In a news article last week, your campaign mentioned it was uncertain whether you’d be able to raise enough money to meet one of the four $25,000 payments needed to stay in the NDP leadership race. Has fundraising been a hurdle?
I’m a pretty transparent person — getting the fundraising money is challenging. It’s also morally challenging in the economic state that we’re in.
We are asking for hundreds of thousands of dollars from our supporters right after an insanely challenging federal election. It’s super challenging. We’re going to be down to the wire again for sure, and then everyone’s really excited to have four weeks to fundraise again to meet the next deadline.
Our team is 100 per cent volunteer-based and I would say 90 per cent of our folks are from rural ridings. Everyone’s doing the best they can to donate their time and energy and their thoughtfulness to this campaign, which is super inspiring.

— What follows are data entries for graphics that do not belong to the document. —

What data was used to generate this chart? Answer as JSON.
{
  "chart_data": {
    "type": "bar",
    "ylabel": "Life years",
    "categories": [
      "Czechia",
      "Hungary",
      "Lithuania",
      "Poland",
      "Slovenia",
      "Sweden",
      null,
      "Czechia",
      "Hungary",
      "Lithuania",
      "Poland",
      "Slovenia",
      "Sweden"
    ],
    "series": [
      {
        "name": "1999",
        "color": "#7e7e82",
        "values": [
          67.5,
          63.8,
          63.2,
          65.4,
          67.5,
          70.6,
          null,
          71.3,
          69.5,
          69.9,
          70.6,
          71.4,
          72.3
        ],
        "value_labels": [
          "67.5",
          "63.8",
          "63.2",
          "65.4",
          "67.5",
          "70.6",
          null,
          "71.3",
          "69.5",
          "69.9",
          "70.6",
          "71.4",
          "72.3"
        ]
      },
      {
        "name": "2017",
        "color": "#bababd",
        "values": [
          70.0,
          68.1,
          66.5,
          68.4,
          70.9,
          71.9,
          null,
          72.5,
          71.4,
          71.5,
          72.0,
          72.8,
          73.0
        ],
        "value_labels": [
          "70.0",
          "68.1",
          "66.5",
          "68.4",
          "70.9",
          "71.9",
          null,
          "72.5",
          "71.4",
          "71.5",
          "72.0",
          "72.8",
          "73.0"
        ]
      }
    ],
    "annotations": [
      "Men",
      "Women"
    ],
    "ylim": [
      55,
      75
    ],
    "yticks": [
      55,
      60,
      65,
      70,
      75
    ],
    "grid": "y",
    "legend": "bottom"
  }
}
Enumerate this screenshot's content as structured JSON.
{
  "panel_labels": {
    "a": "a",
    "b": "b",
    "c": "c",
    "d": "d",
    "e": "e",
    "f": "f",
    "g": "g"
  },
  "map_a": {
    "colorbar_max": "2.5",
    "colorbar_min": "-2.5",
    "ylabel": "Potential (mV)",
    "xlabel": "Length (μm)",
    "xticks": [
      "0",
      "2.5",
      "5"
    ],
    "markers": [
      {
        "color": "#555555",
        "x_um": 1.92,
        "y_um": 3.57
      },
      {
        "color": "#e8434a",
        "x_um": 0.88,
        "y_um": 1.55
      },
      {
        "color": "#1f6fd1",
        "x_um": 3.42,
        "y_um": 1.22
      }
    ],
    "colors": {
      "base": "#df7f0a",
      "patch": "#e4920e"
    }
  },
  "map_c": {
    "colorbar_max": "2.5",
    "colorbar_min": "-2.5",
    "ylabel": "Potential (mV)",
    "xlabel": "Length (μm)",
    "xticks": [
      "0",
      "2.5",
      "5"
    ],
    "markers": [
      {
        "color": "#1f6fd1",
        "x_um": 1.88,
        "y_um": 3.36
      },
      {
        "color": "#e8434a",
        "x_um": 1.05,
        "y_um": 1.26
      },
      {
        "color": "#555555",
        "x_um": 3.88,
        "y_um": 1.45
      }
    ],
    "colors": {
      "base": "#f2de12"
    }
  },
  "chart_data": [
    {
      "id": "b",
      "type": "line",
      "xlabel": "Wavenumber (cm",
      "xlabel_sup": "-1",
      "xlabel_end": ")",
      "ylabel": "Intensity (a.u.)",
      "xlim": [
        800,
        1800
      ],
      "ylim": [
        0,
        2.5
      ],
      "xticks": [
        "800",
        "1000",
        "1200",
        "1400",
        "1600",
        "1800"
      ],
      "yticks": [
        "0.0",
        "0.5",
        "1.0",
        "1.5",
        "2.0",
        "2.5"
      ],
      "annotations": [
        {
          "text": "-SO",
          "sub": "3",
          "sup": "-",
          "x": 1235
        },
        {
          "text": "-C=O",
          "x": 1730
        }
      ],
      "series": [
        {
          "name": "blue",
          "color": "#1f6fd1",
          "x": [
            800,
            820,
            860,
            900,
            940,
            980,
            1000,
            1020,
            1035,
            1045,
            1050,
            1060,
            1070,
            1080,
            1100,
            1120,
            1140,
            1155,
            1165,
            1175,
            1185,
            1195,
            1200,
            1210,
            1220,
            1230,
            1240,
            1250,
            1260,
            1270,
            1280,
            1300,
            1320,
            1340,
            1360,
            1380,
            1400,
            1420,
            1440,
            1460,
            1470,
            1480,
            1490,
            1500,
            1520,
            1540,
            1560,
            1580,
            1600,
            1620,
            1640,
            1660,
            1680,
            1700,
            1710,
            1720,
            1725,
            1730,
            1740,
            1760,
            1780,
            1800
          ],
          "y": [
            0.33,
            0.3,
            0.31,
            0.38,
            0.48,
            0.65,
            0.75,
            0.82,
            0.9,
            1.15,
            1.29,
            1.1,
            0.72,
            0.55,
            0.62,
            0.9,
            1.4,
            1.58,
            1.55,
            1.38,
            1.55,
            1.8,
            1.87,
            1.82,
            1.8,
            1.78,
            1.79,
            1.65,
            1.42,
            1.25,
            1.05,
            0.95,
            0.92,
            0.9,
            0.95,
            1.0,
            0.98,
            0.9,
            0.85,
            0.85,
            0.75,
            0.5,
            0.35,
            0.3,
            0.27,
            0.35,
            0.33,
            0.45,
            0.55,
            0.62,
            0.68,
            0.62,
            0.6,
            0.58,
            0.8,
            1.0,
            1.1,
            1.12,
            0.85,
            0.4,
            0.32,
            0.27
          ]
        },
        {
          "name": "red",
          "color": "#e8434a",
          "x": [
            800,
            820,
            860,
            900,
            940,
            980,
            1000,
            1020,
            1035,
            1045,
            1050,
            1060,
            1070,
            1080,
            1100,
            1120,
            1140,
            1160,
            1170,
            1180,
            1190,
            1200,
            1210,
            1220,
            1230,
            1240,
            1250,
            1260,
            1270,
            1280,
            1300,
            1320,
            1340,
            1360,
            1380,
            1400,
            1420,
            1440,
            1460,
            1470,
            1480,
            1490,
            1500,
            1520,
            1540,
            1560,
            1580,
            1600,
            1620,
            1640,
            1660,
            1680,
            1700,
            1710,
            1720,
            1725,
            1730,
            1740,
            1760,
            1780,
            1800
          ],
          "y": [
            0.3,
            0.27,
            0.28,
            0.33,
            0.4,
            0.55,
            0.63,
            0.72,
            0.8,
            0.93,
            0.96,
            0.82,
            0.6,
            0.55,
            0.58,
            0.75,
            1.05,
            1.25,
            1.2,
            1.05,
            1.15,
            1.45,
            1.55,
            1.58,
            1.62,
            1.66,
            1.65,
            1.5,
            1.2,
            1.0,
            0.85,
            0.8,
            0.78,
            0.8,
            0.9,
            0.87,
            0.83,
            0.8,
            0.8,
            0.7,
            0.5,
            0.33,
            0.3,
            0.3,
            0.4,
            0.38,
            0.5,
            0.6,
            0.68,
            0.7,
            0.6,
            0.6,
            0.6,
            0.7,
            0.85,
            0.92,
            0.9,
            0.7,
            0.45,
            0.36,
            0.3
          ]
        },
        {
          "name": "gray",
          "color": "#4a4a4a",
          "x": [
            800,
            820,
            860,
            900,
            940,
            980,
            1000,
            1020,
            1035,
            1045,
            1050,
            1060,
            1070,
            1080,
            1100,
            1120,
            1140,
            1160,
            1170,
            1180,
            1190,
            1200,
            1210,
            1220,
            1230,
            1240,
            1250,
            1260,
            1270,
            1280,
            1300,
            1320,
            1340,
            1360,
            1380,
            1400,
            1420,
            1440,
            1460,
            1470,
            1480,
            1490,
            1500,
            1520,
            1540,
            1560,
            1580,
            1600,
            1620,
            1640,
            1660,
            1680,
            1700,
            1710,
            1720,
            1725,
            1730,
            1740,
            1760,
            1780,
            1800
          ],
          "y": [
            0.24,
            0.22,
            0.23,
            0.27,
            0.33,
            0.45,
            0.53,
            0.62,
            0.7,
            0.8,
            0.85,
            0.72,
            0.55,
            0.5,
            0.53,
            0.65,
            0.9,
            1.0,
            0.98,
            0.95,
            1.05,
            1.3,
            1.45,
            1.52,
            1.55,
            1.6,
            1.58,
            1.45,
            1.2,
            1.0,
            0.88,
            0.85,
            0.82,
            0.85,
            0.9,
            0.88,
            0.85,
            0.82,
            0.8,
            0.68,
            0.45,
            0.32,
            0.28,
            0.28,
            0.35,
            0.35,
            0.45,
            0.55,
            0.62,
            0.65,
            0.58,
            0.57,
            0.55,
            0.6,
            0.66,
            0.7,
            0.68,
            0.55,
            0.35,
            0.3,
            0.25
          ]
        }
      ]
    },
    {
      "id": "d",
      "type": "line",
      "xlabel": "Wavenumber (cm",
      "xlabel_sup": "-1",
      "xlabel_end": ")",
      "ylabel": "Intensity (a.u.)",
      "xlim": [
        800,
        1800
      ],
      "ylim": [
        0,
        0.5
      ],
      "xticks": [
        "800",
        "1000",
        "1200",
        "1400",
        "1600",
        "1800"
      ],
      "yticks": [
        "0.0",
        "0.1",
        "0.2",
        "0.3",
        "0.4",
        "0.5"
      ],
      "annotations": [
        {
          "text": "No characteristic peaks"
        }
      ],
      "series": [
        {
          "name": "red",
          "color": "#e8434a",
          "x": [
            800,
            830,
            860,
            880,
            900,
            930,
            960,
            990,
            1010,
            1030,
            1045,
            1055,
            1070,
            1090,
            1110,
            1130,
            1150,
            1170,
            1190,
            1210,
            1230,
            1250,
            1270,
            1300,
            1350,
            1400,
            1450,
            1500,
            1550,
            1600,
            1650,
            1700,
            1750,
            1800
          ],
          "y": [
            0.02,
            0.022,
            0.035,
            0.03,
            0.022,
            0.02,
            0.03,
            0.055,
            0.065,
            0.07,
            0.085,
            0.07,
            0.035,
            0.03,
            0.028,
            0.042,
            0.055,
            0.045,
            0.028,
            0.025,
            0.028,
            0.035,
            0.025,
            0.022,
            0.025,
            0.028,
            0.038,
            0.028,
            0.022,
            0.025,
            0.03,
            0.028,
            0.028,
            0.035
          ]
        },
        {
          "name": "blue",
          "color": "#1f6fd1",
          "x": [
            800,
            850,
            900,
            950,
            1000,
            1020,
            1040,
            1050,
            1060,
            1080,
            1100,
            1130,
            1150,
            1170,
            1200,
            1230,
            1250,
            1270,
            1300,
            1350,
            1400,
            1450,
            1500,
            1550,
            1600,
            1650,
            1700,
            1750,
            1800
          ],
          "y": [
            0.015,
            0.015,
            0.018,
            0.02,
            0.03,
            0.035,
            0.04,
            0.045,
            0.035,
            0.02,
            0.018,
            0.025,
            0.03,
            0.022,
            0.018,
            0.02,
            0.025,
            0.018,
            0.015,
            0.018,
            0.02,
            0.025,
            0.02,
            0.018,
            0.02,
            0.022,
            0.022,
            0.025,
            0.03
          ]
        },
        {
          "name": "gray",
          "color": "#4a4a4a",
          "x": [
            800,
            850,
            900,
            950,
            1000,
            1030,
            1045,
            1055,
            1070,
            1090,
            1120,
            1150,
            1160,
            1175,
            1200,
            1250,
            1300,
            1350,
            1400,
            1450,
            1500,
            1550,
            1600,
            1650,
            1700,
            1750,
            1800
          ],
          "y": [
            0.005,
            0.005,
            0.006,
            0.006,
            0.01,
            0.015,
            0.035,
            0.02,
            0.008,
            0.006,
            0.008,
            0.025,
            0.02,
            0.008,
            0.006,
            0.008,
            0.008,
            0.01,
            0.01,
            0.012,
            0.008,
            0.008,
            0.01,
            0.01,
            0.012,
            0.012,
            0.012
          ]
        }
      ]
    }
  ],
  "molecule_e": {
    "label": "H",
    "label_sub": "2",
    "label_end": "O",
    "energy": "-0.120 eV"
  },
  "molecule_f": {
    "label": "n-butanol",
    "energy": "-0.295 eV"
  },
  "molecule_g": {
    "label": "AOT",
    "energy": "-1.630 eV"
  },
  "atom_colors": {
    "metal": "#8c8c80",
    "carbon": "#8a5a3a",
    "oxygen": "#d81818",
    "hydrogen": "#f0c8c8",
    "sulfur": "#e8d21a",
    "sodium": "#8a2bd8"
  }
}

But it’s disheartening to watch folks take on the added time to do this, when I know we could be doing it differently. The NDP could still get rock star candidates, and we can still have that leadership opportunity if we had a different financial setup.
Candidates are allowed to contribute up to $25,000 of their own money, which I also thought was kind of cute. I don’t have a spare $25,000.
Neither do I.
For those who do, I guess that’s great, but I laughed when one of the other candidates told me that.
But the leadership race is about picking your best person for right now. Who is the person that’s going to lead this party into growth and inclusion and inspiration in a way where we’re just going to rock the next election?
I knew what the price tag was. I knew it was going to be hard.
But would it be better off to see an NDP with — and no offence to my colleagues — a bunch of white people and no representation of equity at all in our leadership? That just kills me, because I also need to know that the leader of the NDP is going to have to inspire me.
I’m going to need to be inspiring, because I’m going to be responsible for driving up memberships. I’m going to be responsible for championing the NDP and saying, “This is your party.”